Expect the Unexpected
Many companies seem genuinely shocked when the newly arrived contractor fails to meet expectations. How could an agency possibly send an unqualified person to their office? Personal experience suggests that infamous catchall culprit – communications. The IT trade contains many specialties with different labels filled by many people with different levels of expertise. No wonder why a process requiring the exact specification of knowledge and experience regularly fails.
Imagine a company project manager asks an agency for a data architect. The agency sends over a DBA with data modeling experience. The volume of blogs and articles devoted to what constitutes a data architect suggests there will likely be a disappointed project manager and a frustrated DBA meeting and parting shortly.
There is a (happy) flip side to this issue which I have observed. The more seasoned consultants usually exceed expectations. Getting back to our example, maybe our data modeling DBA also sports experience with data dictionaries, data warehouses, metadata registries, etc. Suddenly disappointment turns into delight. But despite this happy ending, the high probability of expectation mismatch motivates the next point.
Know thy Contractor
Screen your contractors and consultants. Usually an interview does the trick. I’m continually amazed at how often companies disregard this practice. The common reasons for not screening typically fall into one of three categories: lack of time, technical expertise or good sense.
Knowing which of these reasons tells me much about the type of engagement to come. For example, if a company does not have the good sense or time to screen contractors they probably do not handle outsourcing well which translates into inexperienced IT management. That signals me not to assume anything, such as, the existence of backups and proper security policies.

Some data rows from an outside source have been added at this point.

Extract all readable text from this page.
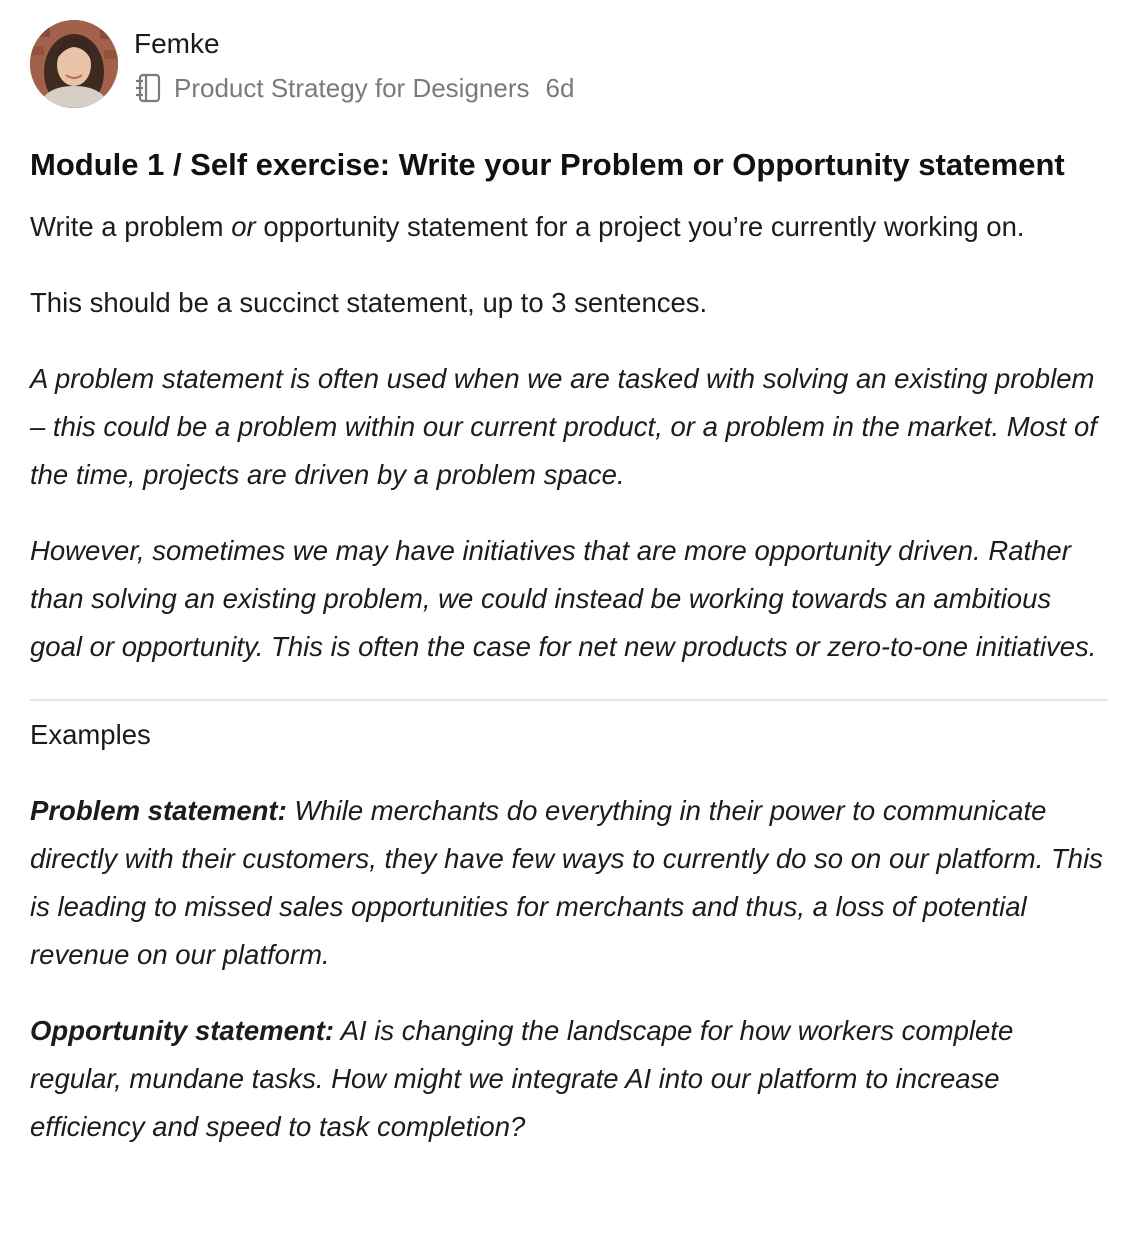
Femke
Product Strategy for Designers 6d
Module 1 / Self exercise: Write your Problem or Opportunity statement

Write a problem or opportunity statement for a project you’re currently working on.

This should be a succinct statement, up to 3 sentences.

A problem statement is often used when we are tasked with solving an existing problem – this could be a problem within our current product, or a problem in the market. Most of the time, projects are driven by a problem space.

However, sometimes we may have initiatives that are more opportunity driven. Rather than solving an existing problem, we could instead be working towards an ambitious goal or opportunity. This is often the case for net new products or zero-to-one initiatives.

Examples

Problem statement: While merchants do everything in their power to communicate directly with their customers, they have few ways to currently do so on our platform. This is leading to missed sales opportunities for merchants and thus, a loss of potential revenue on our platform.

Opportunity statement: AI is changing the landscape for how workers complete regular, mundane tasks. How might we integrate AI into our platform to increase efficiency and speed to task completion?
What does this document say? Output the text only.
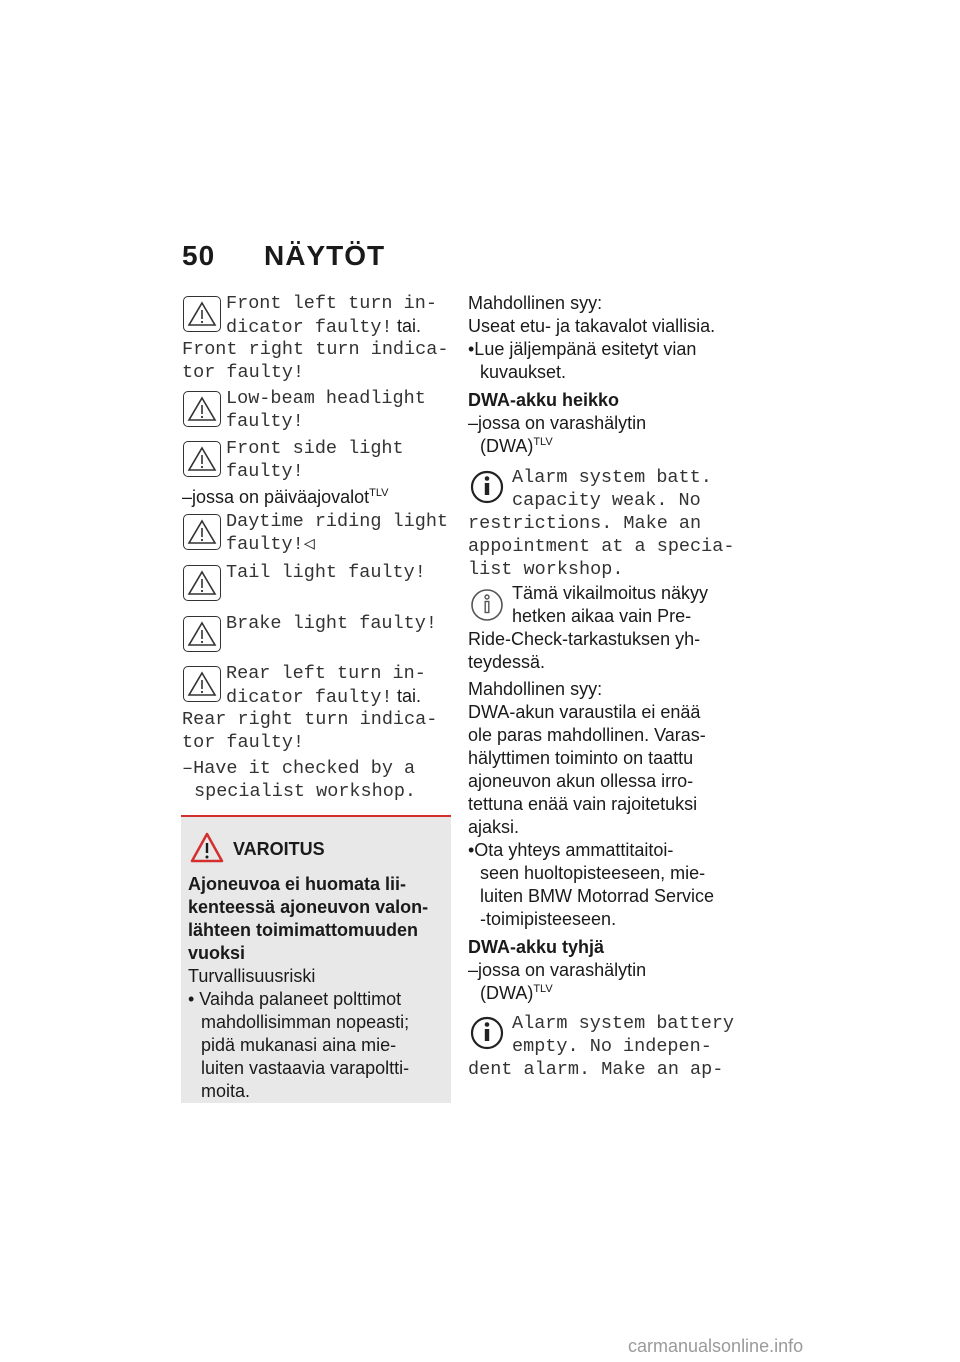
50 NÄYTÖT
Front left turn in-
dicator faulty! tai.
Front right turn indica-
tor faulty!
Low-beam headlight
faulty!
Front side light
faulty!
–jossa on päiväajovalot$^{TLV}$
Daytime riding light
faulty!◁
Tail light faulty!
Brake light faulty!
Rear left turn in-
dicator faulty! tai.
Rear right turn indica-
tor faulty!
–Have it checked by a
specialist workshop.
VAROITUS
Ajoneuvoa ei huomata lii-
kenteessä ajoneuvon valon-
lähteen toimimattomuuden
vuoksi
Turvallisuusriski
• Vaihda palaneet polttimot
mahdollisimman nopeasti;
pidä mukanasi aina mie-
luiten vastaavia varapoltti-
moita.
Mahdollinen syy:
Useat etu- ja takavalot viallisia.
•Lue jäljempänä esitetyt vian
kuvaukset.
DWA-akku heikko
–jossa on varashälytin
(DWA)$^{TLV}$
Alarm system batt.
capacity weak. No
restrictions. Make an
appointment at a specia-
list workshop.
Tämä vikailmoitus näkyy
hetken aikaa vain Pre-
Ride-Check-tarkastuksen yh-
teydessä.
Mahdollinen syy:
DWA-akun varaustila ei enää
ole paras mahdollinen. Varas-
hälyttimen toiminto on taattu
ajoneuvon akun ollessa irro-
tettuna enää vain rajoitetuksi
ajaksi.
•Ota yhteys ammattitaitoi-
seen huoltopisteeseen, mie-
luiten BMW Motorrad Service
-toimipisteeseen.
DWA-akku tyhjä
–jossa on varashälytin
(DWA)$^{TLV}$
Alarm system battery
empty. No indepen-
dent alarm. Make an ap-
carmanualsonline.info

I must confess a more forgiving attitude towards companies not screening contractors due to a lack of in house technical expertise. In many cases that’s why they are bringing in a consultant. But even a not so technical discussion may avoid an obvious mismatch. When a client asked me about my (lack of) RBASE experience I think both of us were happy that the question had been raised.
You Get What You Pay For
I think contractor billing economics closely follows that of corporate staffing, which can be summed up in two sentences. First, valuable employees usually earn better wages. Second, well compensated employees may not always be valuable. In other words, do not count on getting a top notch contractor for a low rate; and don’t assume that a high bill rate guarantees a top notch contractor.
While we have all heard the anecdote about the high priced consultant deleting a production database, most of us have seen the low cost consultant place too many indices on a busy database table. There’s a reason why one of these scenarios is an anecdote and the other a periodic observation. Low cost, inexperienced contractors are not uncommon. High cost, inexperienced contracts are not common.
Don’t Blame the Contractors
All too often I have heard a client blame a questionable configuration, design, implementation, and so forth on a prior contractor. The need to justify a mess is understandable. Nonetheless, the problem at hand is not the last contractor’s responsibility. It is the client’s. I learned in the military many years ago, “You can delegate authority, you can’t delegate responsibility.” The adage applies in IT.
Working with companies that do not understand their responsibility for a consultant’s handiwork can be frustrating. A client once asked me to alter their backup strategy to reflect changing business needs. Unfortunately the available technology could not support the requirements. I recommended several options. After it became clear that no one would take responsibility for choosing an option, I did. (And yes, this client will speak my name in vain someday for another questionable implementation.)
One of the best warnings to any and all companies regarding responsibility came to me indirectly via a fellow consultant. I asked about some questionable schema changes that he had introduced. Without pause this very successful fellow declared, “My job is to make sure that the client calls me back to help them blow off their remaining foot.”
Contractors as Internal Auditors
Occasionally when a gig ends the hiring manager informally asks me if I have any recommendations, observations or suggestions. Not a surprising request considering most experienced consultants and contractors usually know what constitutes “normal” and maybe even “best practices” in their trade. One manager said she preferred hearing from me rather than corporate internal auditors about any potential data management issues.
Asking for feedback is not the same as acting on it though. That, I guess, is the challenge facing a manager savvy enough to ask for criticism. A few years ago I responded to an inquiring manager that their website’s authentication mechanism was susceptible to SQL injection attacks. Twelve months later I read in the local newspaper about a security breach in the client’s website. C’est la vie.